Frequently during this two-hour production, the scripted jokes literally pass the audience by unnoticed without a single laugh, while bits of stage business try to take their place.

This makes it difficult to judge whether Thark has long ago had its day or a future revival might leave a fresh audience convulsed with the kind of laughter that must have greeted the original cast in 1927, in a West End run that eventually lasted around the year and exceeded 400 performances.

The plot does appear to be pretty thin to modern eyes. Lecherous old Sir Hector Benbow, played by Francis, has hooked a pretty, simpering young thing played by Lucy May Barker who is as dim as the ageing knight but 50 years younger.

She inevitably arrives at his home at the same time as Lady B, given a calmer and stronger portrayal than any other characters by Mary Keegan and Sir Hector's ward, Claire Cartwright as Kitty.

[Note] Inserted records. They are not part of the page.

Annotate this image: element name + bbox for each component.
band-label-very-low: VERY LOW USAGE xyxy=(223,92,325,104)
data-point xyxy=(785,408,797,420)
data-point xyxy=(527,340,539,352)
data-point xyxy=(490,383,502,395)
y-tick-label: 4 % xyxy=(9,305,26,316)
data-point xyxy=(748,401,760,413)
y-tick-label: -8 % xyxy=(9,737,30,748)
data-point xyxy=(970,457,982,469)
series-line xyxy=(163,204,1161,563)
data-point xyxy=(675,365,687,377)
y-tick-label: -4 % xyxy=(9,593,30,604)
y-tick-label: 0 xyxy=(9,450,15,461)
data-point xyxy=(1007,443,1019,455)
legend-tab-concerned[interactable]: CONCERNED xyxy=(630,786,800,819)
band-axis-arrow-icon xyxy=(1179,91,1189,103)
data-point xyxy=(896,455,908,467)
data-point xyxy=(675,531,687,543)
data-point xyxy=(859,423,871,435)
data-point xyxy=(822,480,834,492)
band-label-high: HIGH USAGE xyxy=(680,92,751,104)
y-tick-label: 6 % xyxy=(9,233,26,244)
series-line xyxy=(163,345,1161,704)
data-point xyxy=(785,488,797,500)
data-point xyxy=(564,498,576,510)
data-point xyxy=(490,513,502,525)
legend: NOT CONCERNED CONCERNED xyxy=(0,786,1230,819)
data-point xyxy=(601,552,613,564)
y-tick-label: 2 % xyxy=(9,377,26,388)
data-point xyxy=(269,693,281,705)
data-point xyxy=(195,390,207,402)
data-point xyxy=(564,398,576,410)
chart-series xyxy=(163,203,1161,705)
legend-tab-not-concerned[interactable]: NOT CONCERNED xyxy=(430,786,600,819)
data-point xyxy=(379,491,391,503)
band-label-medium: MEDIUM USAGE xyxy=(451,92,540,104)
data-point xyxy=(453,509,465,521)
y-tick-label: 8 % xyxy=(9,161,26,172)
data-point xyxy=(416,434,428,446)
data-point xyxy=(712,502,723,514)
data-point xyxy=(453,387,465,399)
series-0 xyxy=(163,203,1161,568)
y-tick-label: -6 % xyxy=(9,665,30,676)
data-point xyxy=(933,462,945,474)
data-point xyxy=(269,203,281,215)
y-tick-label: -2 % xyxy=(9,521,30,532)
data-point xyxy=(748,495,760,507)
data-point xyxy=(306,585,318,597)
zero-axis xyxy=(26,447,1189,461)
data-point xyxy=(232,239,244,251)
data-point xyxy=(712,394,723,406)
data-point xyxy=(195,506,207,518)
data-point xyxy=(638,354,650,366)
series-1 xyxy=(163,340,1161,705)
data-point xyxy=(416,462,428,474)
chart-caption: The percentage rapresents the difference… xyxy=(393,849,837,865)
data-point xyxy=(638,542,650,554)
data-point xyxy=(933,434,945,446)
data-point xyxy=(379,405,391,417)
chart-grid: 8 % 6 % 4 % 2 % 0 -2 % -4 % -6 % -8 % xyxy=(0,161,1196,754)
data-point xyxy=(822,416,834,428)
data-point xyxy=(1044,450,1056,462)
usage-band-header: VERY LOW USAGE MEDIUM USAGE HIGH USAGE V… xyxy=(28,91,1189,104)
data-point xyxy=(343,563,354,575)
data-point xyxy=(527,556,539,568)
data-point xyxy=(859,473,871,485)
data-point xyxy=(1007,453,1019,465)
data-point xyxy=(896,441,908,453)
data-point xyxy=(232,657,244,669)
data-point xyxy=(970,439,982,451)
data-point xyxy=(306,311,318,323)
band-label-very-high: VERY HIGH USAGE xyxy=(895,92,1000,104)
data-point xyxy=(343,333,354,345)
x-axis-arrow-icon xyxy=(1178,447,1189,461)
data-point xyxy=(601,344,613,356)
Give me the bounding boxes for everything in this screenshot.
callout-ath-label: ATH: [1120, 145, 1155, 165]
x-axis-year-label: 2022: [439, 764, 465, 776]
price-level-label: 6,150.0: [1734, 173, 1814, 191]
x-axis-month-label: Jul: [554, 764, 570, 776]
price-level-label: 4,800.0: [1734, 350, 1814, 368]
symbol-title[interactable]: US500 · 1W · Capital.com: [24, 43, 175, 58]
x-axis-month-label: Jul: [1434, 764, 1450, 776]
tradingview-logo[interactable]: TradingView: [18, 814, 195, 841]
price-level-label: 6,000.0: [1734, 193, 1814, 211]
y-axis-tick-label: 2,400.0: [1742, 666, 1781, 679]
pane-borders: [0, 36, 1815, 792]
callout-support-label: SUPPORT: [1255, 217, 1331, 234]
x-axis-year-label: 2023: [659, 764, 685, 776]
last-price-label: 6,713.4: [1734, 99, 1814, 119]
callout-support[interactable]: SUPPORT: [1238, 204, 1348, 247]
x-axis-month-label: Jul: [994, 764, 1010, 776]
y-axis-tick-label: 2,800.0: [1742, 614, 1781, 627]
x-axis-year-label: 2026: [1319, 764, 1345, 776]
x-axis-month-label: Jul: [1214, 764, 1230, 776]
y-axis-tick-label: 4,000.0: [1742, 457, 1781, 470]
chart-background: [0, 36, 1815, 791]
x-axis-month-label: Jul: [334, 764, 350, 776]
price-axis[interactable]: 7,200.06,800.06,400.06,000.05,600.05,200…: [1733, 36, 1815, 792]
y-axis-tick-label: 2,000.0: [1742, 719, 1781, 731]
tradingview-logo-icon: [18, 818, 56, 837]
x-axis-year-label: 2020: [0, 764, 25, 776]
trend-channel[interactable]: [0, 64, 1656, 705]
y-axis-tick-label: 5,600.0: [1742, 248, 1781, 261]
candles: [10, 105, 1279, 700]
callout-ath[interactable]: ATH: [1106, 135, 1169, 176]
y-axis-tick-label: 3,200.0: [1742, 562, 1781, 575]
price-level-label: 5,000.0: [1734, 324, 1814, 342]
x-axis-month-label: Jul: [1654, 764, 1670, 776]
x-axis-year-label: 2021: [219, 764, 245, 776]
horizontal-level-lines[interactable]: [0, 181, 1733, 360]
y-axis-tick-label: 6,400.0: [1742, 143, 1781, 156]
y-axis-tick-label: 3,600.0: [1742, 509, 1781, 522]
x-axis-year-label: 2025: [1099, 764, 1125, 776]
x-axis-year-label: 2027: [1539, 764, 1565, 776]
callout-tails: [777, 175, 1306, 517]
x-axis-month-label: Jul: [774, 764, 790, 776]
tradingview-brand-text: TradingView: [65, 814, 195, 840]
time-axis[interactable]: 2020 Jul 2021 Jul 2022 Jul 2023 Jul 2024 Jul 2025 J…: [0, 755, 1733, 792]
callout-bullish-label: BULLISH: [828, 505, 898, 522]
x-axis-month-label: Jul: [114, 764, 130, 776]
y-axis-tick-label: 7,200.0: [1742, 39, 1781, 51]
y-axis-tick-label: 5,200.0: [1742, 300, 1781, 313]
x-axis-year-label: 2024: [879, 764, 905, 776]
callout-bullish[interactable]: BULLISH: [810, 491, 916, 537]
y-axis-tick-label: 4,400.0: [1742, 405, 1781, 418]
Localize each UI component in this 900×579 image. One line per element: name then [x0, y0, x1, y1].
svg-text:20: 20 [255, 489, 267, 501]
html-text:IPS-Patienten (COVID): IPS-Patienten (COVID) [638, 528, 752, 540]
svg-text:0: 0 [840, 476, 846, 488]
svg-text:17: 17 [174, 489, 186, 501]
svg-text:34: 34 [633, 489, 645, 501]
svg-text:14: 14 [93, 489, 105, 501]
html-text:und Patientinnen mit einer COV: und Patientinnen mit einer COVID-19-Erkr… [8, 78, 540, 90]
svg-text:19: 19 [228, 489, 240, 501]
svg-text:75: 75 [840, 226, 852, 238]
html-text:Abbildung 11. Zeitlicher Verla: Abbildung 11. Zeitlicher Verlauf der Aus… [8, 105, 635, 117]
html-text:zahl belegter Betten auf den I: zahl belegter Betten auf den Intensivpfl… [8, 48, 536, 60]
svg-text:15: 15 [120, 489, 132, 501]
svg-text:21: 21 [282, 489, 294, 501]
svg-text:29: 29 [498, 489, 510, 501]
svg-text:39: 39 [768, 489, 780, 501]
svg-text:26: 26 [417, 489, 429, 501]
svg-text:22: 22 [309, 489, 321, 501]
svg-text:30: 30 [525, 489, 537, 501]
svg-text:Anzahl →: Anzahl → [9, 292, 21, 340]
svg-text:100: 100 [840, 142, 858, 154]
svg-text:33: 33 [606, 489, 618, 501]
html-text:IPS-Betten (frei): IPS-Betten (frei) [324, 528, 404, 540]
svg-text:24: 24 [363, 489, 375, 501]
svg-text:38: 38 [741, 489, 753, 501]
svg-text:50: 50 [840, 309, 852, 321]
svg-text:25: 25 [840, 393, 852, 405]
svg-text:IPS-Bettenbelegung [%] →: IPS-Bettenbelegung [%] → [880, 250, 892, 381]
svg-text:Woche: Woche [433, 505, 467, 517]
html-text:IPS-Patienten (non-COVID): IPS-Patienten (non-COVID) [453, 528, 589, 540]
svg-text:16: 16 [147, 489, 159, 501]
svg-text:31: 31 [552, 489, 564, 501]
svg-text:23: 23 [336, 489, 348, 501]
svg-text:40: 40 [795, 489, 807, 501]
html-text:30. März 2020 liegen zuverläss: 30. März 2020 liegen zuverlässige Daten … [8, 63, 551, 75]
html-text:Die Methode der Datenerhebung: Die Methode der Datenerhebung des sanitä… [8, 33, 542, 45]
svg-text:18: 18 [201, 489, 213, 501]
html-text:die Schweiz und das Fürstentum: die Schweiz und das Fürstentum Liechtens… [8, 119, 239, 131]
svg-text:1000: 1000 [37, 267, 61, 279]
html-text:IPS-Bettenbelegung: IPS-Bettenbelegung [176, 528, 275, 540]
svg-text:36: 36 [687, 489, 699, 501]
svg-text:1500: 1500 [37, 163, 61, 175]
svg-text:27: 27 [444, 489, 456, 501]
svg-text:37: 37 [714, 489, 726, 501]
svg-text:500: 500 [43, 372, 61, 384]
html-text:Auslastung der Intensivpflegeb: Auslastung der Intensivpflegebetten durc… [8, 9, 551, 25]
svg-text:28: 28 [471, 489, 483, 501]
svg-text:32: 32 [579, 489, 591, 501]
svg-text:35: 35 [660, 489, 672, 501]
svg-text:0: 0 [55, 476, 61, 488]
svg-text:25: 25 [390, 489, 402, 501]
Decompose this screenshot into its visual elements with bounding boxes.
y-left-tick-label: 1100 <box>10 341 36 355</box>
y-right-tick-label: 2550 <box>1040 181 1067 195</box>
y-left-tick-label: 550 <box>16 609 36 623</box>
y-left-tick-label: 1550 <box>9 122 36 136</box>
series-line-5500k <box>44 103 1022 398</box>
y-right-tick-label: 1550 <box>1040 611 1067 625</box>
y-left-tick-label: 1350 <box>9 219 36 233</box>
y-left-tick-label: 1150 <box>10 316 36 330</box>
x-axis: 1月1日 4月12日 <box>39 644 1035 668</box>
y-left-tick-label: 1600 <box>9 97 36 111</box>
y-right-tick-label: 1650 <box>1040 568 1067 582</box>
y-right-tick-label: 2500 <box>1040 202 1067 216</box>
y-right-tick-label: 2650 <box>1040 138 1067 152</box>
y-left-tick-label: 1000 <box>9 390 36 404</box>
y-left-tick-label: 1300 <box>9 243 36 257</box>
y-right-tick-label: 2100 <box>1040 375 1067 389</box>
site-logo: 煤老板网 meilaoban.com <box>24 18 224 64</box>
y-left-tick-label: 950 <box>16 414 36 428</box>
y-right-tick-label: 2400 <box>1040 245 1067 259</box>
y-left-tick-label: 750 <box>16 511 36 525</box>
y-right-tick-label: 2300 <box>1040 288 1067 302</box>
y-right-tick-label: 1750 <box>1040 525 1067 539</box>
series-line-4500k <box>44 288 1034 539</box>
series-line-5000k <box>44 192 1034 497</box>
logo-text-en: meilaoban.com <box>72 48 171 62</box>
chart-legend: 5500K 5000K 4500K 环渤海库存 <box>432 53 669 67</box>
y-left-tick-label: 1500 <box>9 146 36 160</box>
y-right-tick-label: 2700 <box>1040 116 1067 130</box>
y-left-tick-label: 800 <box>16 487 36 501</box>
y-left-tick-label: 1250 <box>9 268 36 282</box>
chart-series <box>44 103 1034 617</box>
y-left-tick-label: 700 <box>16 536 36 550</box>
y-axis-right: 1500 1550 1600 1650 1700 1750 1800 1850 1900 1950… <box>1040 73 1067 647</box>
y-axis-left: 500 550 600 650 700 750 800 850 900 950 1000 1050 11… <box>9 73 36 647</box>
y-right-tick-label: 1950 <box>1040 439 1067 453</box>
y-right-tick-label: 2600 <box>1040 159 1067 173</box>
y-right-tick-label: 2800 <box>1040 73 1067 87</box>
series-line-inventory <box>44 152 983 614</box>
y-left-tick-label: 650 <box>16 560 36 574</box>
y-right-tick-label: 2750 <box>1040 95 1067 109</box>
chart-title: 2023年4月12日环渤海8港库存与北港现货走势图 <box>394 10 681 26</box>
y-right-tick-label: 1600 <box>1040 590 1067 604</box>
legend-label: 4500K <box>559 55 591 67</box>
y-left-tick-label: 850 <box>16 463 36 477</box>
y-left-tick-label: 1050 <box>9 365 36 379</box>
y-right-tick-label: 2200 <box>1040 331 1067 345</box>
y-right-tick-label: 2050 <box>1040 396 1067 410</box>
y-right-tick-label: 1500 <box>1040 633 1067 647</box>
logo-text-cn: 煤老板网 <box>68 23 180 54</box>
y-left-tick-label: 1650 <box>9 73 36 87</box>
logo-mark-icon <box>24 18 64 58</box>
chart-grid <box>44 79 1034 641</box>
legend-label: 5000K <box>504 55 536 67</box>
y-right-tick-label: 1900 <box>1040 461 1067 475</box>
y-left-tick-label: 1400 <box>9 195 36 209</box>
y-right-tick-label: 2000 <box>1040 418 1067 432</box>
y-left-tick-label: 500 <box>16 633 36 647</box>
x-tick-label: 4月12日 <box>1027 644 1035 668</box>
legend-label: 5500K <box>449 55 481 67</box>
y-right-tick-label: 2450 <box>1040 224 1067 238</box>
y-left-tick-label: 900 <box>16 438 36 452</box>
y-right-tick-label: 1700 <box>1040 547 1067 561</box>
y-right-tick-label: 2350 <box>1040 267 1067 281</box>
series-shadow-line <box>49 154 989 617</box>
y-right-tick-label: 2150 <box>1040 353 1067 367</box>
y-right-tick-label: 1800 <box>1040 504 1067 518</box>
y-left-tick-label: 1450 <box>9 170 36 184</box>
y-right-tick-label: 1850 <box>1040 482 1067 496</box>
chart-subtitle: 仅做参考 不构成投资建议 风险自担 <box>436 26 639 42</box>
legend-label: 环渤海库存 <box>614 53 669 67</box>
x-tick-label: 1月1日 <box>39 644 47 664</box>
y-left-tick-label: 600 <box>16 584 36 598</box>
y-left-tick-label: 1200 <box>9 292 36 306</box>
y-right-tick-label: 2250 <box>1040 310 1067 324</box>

To add to the confusion, Kitty is engaged to the Benbows’ nephew Ronnie, who quickly becomes a fall guy.

Predictable trouble ensues for all, as the old roué attempts to extricate himself pointing the finger of blame at James Dutton's Ronnie, Hook the straight-talking Butler and anyone else who happens to be passing.

At the same time, Sir Hector has sold what is apparently a haunted house to a Mrs Frush and the second act is located there, with minimal changes to a set that doesn't really make too much sense of place at either location.

Once again, Sir Hector and his brainless nephew have women trouble in true farcical fashion, there without doors or falling trousers.

While much that has gone before treads tried and trusted ground, the surprising ending literally brings the house down and is probably the reason why Thark was a hit in the first place.